So, here’s a cool follow-up to a story I wrote called A Boat to See Me Home that was published in Garden & Gun magazine.
I hope you’ll read the piece, but the short of the long is this: Forty years ago I learned to sail aboard a boat named the Easy Lady, whose captain, Joe, was my mentor and became a dear friend of mine. When Joe died without close family, his unclaimed boat wound up in an automobile wrecking yard, of all places.
By surprise, I found it there twenty years later while looking for spare parts to restore an Austin-Healey Sprite, and bought the boat, spent six months restoring it, launched it, sailed it, and sold it to a man down at Pirate’s Cove, Alabama, where I had her docked.
A few weeks ago, I got an email from Tommy, the new owner of the Easy Lady, a professor at Columbia University and the adult son of the man who bought her from me.

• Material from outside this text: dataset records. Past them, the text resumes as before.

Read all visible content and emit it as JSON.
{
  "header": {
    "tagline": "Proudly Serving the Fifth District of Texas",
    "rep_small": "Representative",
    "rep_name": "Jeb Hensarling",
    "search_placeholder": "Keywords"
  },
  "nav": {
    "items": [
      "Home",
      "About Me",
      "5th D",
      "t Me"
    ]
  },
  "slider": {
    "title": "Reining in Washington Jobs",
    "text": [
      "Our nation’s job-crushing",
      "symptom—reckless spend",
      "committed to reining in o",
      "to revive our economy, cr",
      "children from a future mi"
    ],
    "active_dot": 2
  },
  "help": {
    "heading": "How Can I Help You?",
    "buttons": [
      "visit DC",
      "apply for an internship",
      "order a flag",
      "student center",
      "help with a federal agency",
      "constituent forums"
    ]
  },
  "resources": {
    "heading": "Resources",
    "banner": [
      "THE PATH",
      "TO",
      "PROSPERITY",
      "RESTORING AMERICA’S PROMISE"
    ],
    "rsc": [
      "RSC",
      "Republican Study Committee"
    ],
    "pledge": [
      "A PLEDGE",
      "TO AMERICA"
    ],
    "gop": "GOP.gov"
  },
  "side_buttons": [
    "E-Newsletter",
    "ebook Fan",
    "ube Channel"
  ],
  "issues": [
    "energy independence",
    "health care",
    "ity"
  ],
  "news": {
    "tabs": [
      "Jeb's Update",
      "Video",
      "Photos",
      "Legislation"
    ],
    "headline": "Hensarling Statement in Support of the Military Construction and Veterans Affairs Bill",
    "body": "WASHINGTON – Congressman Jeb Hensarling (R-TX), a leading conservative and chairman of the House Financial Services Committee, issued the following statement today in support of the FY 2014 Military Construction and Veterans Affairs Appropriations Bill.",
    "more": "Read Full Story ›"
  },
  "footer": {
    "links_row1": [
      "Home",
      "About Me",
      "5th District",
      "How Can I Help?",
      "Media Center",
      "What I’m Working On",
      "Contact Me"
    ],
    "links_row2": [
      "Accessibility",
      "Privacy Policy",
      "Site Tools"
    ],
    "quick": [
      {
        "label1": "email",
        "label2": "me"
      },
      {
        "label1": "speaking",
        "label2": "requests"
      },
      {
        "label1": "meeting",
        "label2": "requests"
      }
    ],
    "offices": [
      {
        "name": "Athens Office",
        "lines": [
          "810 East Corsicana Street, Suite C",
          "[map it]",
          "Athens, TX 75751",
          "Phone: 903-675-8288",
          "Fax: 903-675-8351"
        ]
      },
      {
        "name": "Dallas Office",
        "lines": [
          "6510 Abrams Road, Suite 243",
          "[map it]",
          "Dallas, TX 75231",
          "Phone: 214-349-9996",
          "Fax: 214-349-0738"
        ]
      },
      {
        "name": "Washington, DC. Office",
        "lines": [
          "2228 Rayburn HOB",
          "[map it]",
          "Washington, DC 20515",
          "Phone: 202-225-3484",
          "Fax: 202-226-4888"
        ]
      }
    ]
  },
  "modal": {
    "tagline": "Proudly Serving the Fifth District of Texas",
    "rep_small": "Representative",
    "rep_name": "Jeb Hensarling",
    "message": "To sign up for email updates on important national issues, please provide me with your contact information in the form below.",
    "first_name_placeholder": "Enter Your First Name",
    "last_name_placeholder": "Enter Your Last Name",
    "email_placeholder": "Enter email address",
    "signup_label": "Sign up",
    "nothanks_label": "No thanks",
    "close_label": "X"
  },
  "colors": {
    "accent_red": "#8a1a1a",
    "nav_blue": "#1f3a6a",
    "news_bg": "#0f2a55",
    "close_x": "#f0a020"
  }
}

He tracked me down after his surprise to read the background of his dad’s boat in a Garden & Gun article. Like, wow, here’s this story about my boat!
And last Thursday, my little dog Bobby and I went to Pirate’s Cove and met Tommy and his son. Bobby didn’t want to go sailing, so that’ll be for another time soon, after Bobby takes a few sailing lessons from me.
But it was an emotional moment for me to sit in the cockpit of the Easy Lady again. And also to enjoy immediate rapport with her new captain, found that I liked Tommy’s easy manner and his quick mind. Bobby and Tommy also hit it off, and I just got an emailed photo from him of my pup and me there on the beach.
And, if you read my last post here, the thing about 9s and digital roots, and stuff, may I tell you that my original boat registration form had this typed-in date: 6/30/99. The digital root of that sequence is a 9. I love it.
I’ve got not a single clue where the rest of this story will go, but I am certain it will be a good one, Bobby will be a main character, and a tale that I’ll be pleased to share here on this Over the Transom page.